Cuba: The Situation with Fuel Also Affects Agriculture

MADRID, Spain, – Cuban agricultural workers sounded the alarm about damages being caused by fuel shortages to the agricultural sector.

According to statements made by agricultural workers to Radio Televisión Martí, the shortage is already causing harm to short-cycle production for next quarter.

Tobacco worker Osmani Poveda Hernández, a resident of San Juan y Martínez in Pinar del Río province, explained that there is no fuel available for farm workers who have to find a way to start the tobacco harvest very soon “to counteract the delays that are already mounting.”

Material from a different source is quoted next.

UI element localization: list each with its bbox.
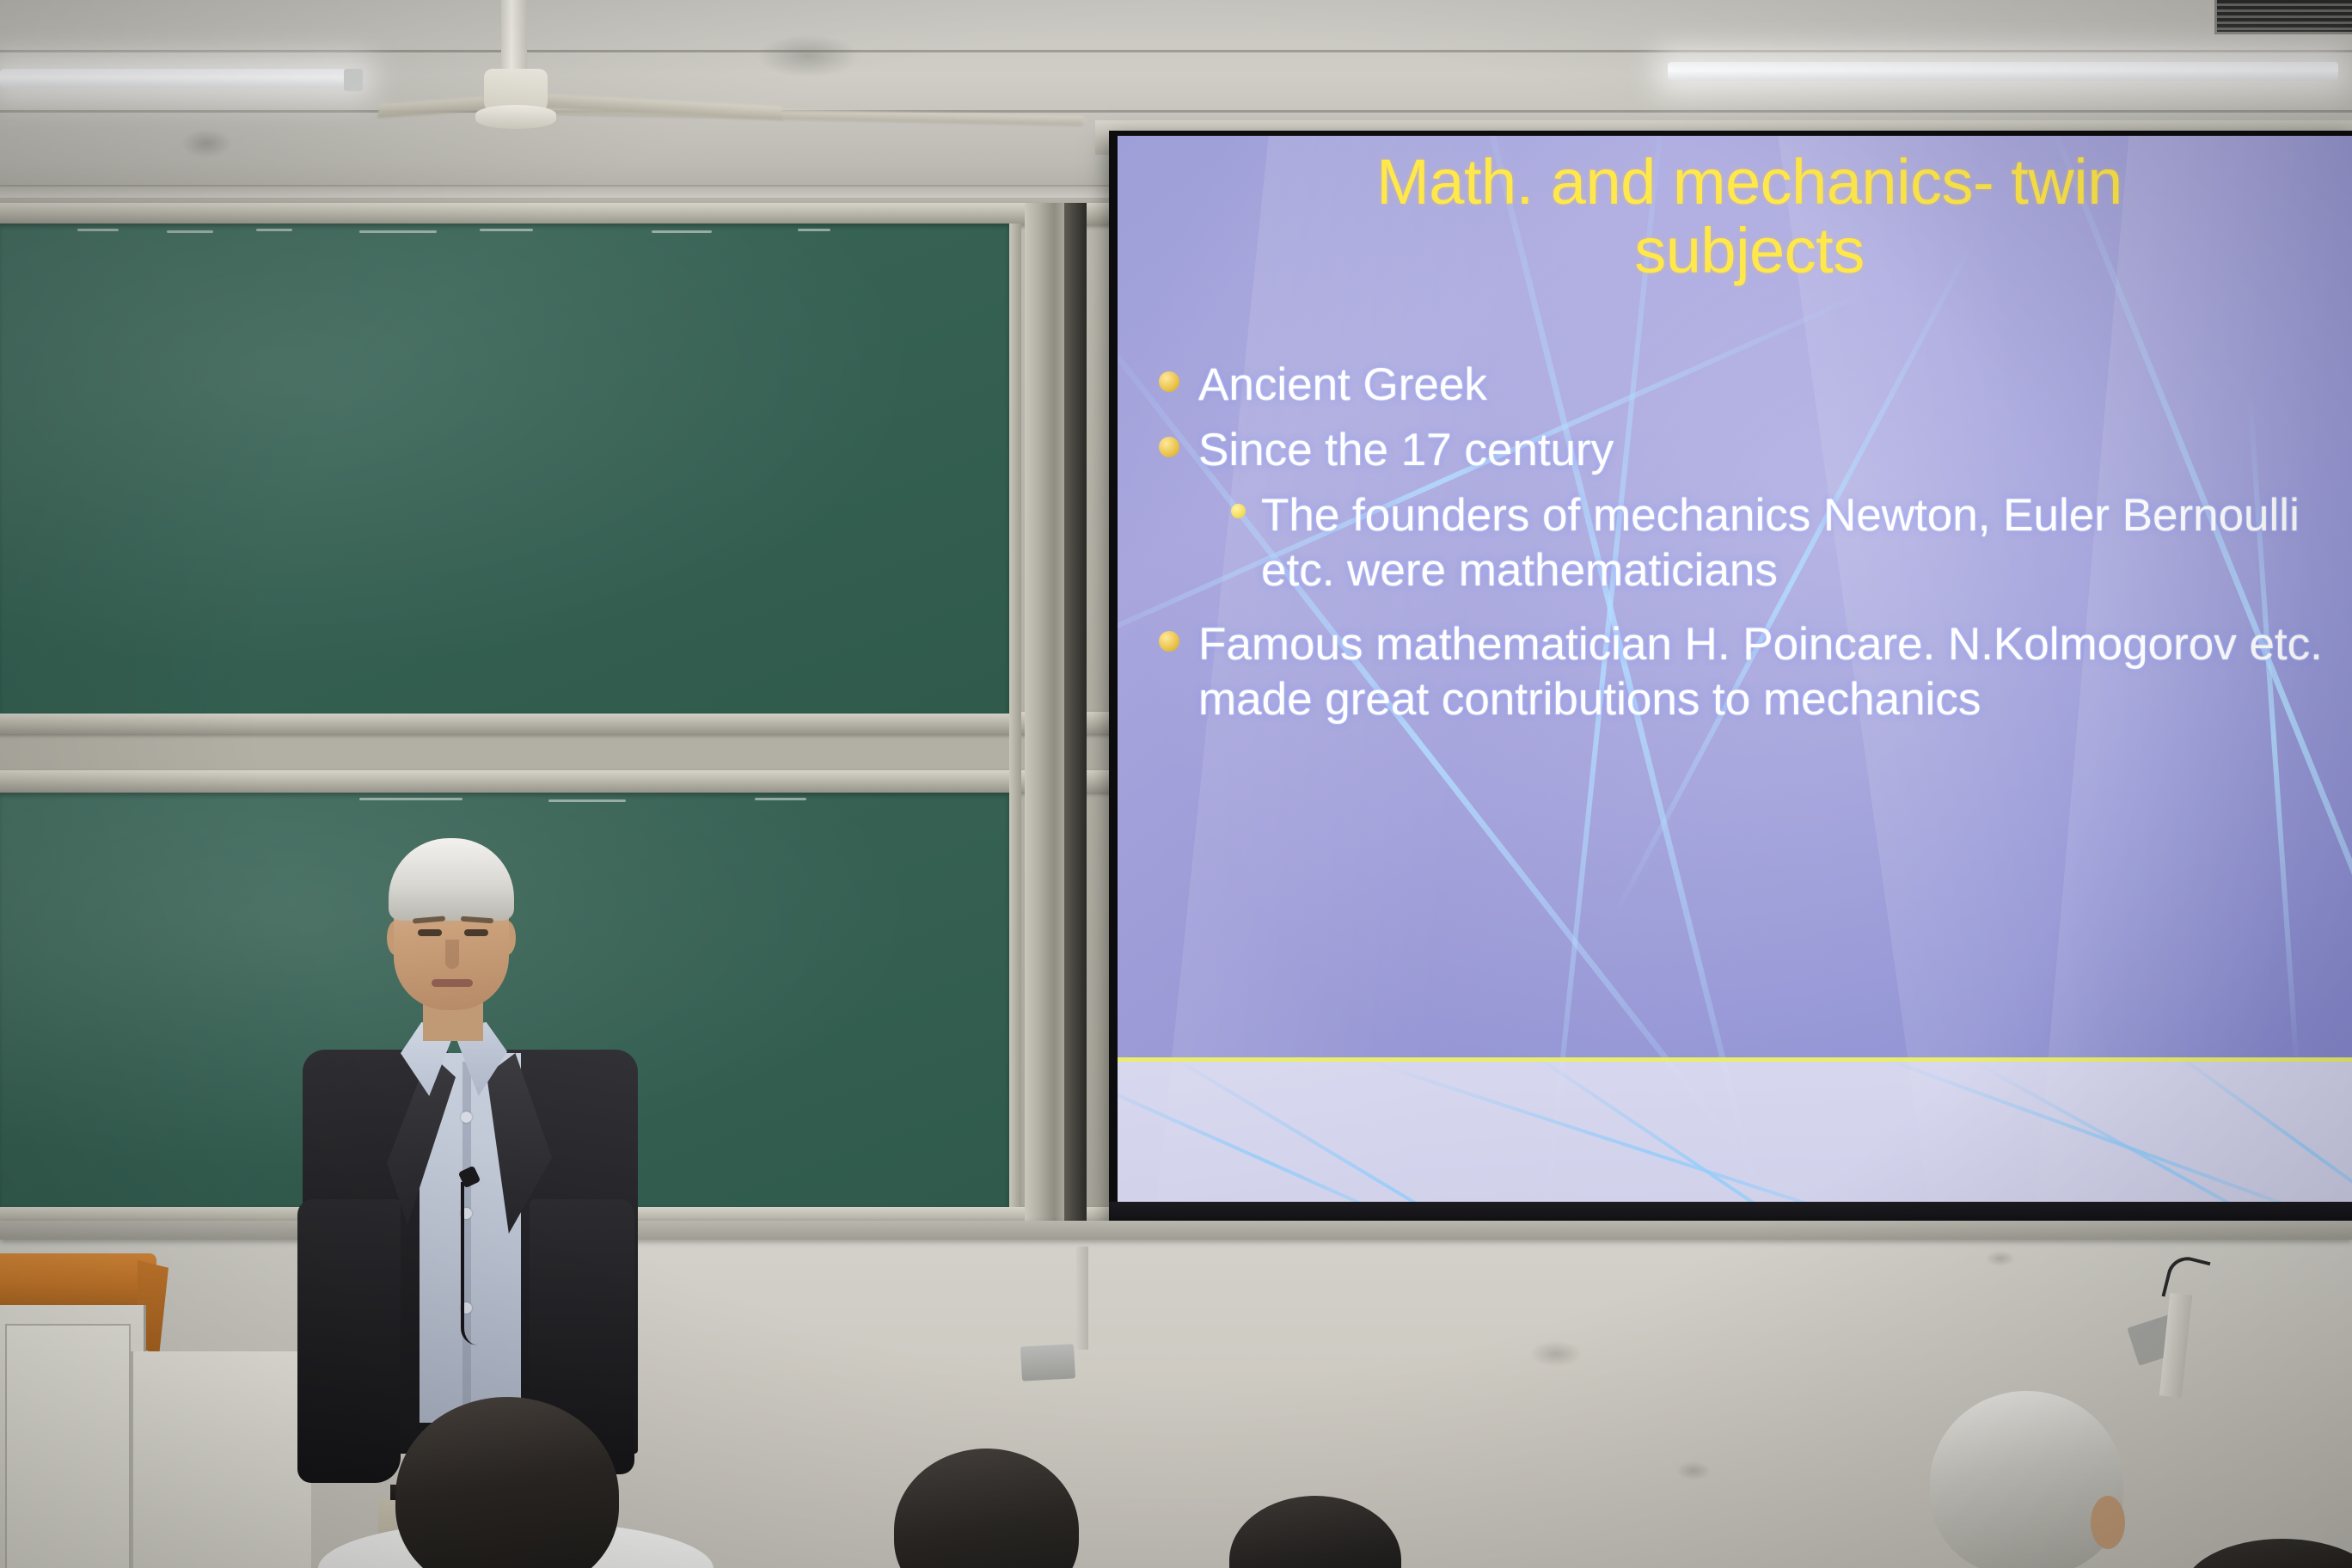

Daniel Alfaro Frías, a sharecropper in Artemisa province, stated that “agriculture is at cero, and most tractors are just sitting there because fuel is not being delivered.”

In central and eastern Cuba, the situation is similar.

“This is something that is having a negative influence in food production and also on the people in general. People are unable to purchase agricultural products by virtue of production being impacted by the shortage of fuel,” stated Yoel Espinosa Medrano, from Villa Clara province.

Farmer Vladimir Ríos Cruz, from the Los Cristales co-op in Jatibonico, Sancti Spíritus province, indicated that the shortage affects production of beans as much as that of vegetables.

“There will be no harvest plans for short-cycle products, therefore, the issue of feeding the population, of putting food at the table for this coming quarter, is very precarious, because [the government] has no way of delivering fuel,” he added.

In Granma province, toiling of the land in preparation for the harvest has been interrupted due to a shortage of fuel, according to farmer Emiliano González.

On March 20th, the official daily, Girón, in Matanzas province, announced the rationing of fuel in the province.

On March 22, the majority of gas stations in Havana had stopped selling fuel, and long waiting lines of up to eight hours, ensued at the Servicupet establishments that were selling fuel before.

On the next day, the Cuban government stated that the increase in fuel demand was due, in part, to a malfunction of the thermoelectric plant (CTE) Antonio Guiteras in Matanzas province, Cuba’s largest generator.

This Saturday, Unión Cuba-Petróleo (CUPET, by its Spanish acronym) informed the public that shortages had been reduced by more than 60%, but that “the problem is still not resolved,” and “the situation with the marketing of fuel remains complex.”